Jonathan H. Martin, MD
October 25, 2022 6:06 pm

While I agree that all schools need adequate staffing to handle childhood mental health issues, we must not lose sight of the root cause of these changes.

In my opinion the stress that was placed on our children over the past three years has been a direct result of our COVID-19 policies in Rhode Island. And while I believe much of this stress is born of the national policies and the paradigm shift in discourse that has occurred, we must act locally to prevent this from ever happening again.

There were plenty of people screaming from the rooftops that these policies were going to be disastrous for our kids. They were shouted down, censored, and made to feel like pariahs. We should have listened to the dissenting voices, because everything keeps pointing to the fact that they were correct.

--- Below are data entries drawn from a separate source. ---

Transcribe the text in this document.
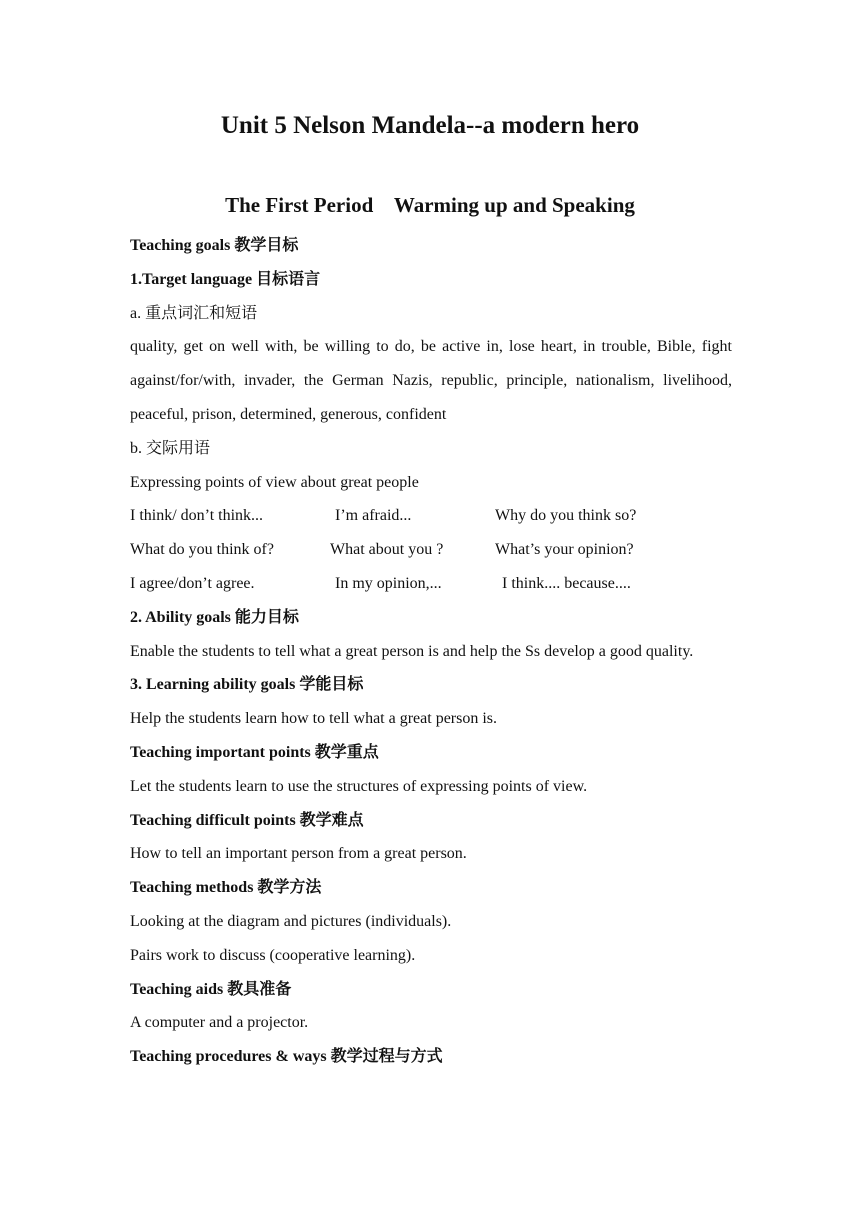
Unit 5 Nelson Mandela--a modern hero
The First Period    Warming up and Speaking

Teaching goals 教学目标

1.Target language 目标语言

a. 重点词汇和短语

quality, get on well with, be willing to do, be active in, lose heart, in trouble, Bible, fight against/for/with, invader, the German Nazis, republic, principle, nationalism, livelihood, peaceful, prison, determined, generous, confident

b. 交际用语

Expressing points of view about great people

I think/ don’t think...	I’m afraid...	Why do you think so?
What do you think of?	What about you ?	What’s your opinion?
I agree/don’t agree.	In my opinion,...	I think.... because....

2. Ability goals 能力目标

Enable the students to tell what a great person is and help the Ss develop a good quality.

3. Learning ability goals 学能目标

Help the students learn how to tell what a great person is.

Teaching important points 教学重点

Let the students learn to use the structures of expressing points of view.

Teaching difficult points 教学难点

How to tell an important person from a great person.

Teaching methods 教学方法

Looking at the diagram and pictures (individuals).

Pairs work to discuss (cooperative learning).

Teaching aids 教具准备

A computer and a projector.

Teaching procedures & ways 教学过程与方式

These policies served to isolate our children, make them feel like dangerous vectors of disease, turn their worlds upside down, and permanently effect their education for the worse. These state and national policies, compounded by the constant barrage of questionable material they are being exposed to on social media, and even in some cases their school settings, has created a disaster that we will be dealing with for decades to come.

October 27, 2022 11:32 pm

The mental health of our children should be a priority for everyone. However, blaming policies that were put in place to protect us all as the root cause for the state of children’s mental health is a stretch. The cause is a global crisis that killed millions, where children lost family members, where children & the people they care about most have been left with long term health issues. The root cause is the pandemic not the policies. The politicizing of such a traumatic event is disgusting. Yes, children were impacted. That’s bound to happen in a pandemic. Did you think children would come out the other side of millions of people dying without any impact on their mental health?

October 29, 2022 9:14 pm
Reply to  Shirley

Covid policies most certainly played a significant role in the current mental health crisis that plagues our children. It’s not the only cause, but when we had parents screaming from the rooftops about the mental health effects these policies were having on our kids no one listened. Our leaders, who were in a position to help DID NOT LEAD.

October 30, 2022 10:35 am
Reply to  Lisa

I imagine the people who are immunocompromised and who have family they love who are immunocompromised, would beg to differ. They led for the ones for who this was a life or death situation. And that’s the thing – this is about EVERYONE. A leader has to lead for everyone not just the people in their corner. I worry that a “leader” who doesn’t see the value in the pandemic policies that were passed doesn’t see how important they were to people for whom this was a life or death situation. Or a “leader” who is willing to stage those policies as the culprit for a problem they’re going to “solve.” Support the mental health of children? 100% Painting pandemic policies & policy makers as the culprits for the state of children’s mental health? No thanks.

October 29, 2022 10:00 am

Thank you for doing the work on this piece and sharing a lot of facts. I have a first hand look into the world of mental health and we have a crisis that’s even bigger than Covid. We have kids depressed at record number. Kids having suicidal thoughts…younger. We need to wake up and start to fix this. I’m glad we have candidates like Theresa Daly running who will dive deeper and get to work on fixing this rather than sweeping it under the rug as others have done.

October 29, 2022 11:15 am

This is a well-researched piece loaded with facts. I commend Theresa for focusing on mental health issues which were no doubt exacerbated by our States and our local elected officials abhorrent and abusive Covid policies.

I’m grateful Theresa brought this to the forefront and I fully support her as an EG school committee member.